There's even some commercial VPN providers which offer openVPN on port 53.

If they had a ssh server on the remote machine they could have also done something like `ssh -g -ND 53 root@localhost` from the remote machine, which would have exposed a remote-accessible SOCKS proxy on port 53.
> Here we exploited a simple cognitive bias: not all services using port 53 are DNS query requests.

Eh, I don’t think this is a result of cognitive bias. I’m sure the people involved in creating whatever hardware or software is running the network know that you can run other stuff on ports. More likely the extra effort involved in inspecting packets was not deemed worth the risk, a decision either made by the manufacturer of the hardware/software, or someone on Air Canada‘s IT team.

Why does Air Canada charges $30 for internet, that's brutal. Especially on 12hr flight where it should be provided for free imo.
If you had a window seat you could make bank with a starlink mini and undercut the Air Canada by a small amount, like $40 Canadian. Just use pfSense Captive Portal and make sure you forward any port 53 or 853 to the external interface to the local DNS.
Could y'all point at instructions for how to imitate this limited internet situation ?

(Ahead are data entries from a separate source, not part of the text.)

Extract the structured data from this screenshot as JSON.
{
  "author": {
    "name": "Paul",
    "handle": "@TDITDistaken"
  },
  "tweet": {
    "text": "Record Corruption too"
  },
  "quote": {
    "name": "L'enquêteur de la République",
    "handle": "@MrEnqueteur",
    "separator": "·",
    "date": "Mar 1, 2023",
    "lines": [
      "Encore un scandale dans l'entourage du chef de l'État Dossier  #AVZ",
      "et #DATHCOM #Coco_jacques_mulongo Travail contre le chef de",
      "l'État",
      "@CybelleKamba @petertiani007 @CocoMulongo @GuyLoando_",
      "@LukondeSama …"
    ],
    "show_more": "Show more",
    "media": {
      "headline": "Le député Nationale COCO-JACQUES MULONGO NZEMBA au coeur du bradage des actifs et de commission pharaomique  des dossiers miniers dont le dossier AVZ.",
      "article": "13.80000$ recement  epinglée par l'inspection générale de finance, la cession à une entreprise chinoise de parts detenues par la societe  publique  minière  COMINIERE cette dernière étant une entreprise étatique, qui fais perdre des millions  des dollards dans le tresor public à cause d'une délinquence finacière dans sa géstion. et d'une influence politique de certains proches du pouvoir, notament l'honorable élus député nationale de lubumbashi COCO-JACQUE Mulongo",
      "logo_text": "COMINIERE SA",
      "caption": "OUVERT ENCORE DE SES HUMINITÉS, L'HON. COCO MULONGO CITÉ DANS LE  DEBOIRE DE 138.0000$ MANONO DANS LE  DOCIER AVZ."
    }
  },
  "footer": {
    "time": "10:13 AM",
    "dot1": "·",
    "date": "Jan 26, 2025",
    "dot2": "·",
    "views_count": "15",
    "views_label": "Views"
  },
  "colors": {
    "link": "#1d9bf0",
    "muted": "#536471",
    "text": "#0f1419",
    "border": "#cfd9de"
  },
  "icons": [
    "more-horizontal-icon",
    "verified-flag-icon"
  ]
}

I ask because, two years ago, I was able to circumvent the Windows-11-requires-internet-and-a-microsoft-account part of the set up for a new laptop computer by doing this on a flight. Apparently, connecting to the airplane wifi (without yet logging in) was enough to satisfy the OS set-up, but limited enough that my laptop didn't require a microsoft account. With windows 10 now end of life, I will probably get a new desktop computer and would like to repeat the feat at home. Thanks

I never understood the need to post about this. Just pay the $30 or just keep quiet so others can continue to browse for free.
Great writeup.

I have done similar things on several long flights.

Very often, there is at least one large cloud provider or CDN (e.g. Microsoft/Azure or Amazon/AWS or Google/GCP) that is whitelisted by the in-flight Internet gateway so that it can serve static pages, and I can get access to all the sites hosted by that provider simply by using domain fronting (which the author of this post describes as "disguise domain": https://ramsayleung.github.io/en/post/2025/a_story_about_byp...)

Another option would be to setup a wireguard server listening on 53. Wireguard traffic is UDP so it would work even if TCP DNS requests are blocked. And it would also make the client configuration much easier, ie just connect to the wireguard server.
I'm not following the reasoning here:

> Since acwifi.com is accessible but github.com is not, is it possible that the network has imposed restrictions on the DNS server, only resolving domain names within a whitelist (such as instant messaging domains)?

> If this is the case, can I modify /etc/hosts to disguise my server as acwifi.com, so that all request traffic passes through my server before reaching the target website (github.com)?

But by putting the host in /etc/hosts, you're skipping asking the planes DNS server, so how are you "disguising" an external server? And why go through the effort of proxying through acwifi.com instead of going straight to the example of github.com

Lesson for implementers: block all DNS requests from customers unless they are addressed to a onboard DNS cache (whose IP address is supplied by the DHCP response).
Where can i learn to do this kind of things? Any book(s) that'd teach this kind of stuff?
Why is there an in-flight internet bypass blog post every year, but they never mention Iodine?
Planes that use the Panasonic system allow access to the full *.paypal.com domain to allow the paywall to work. If there is a way to somehow proxy all your traffic though something under paypal.com you could get free wifi on certain flight. Or you can pass the time away reading all the paypal API documentation.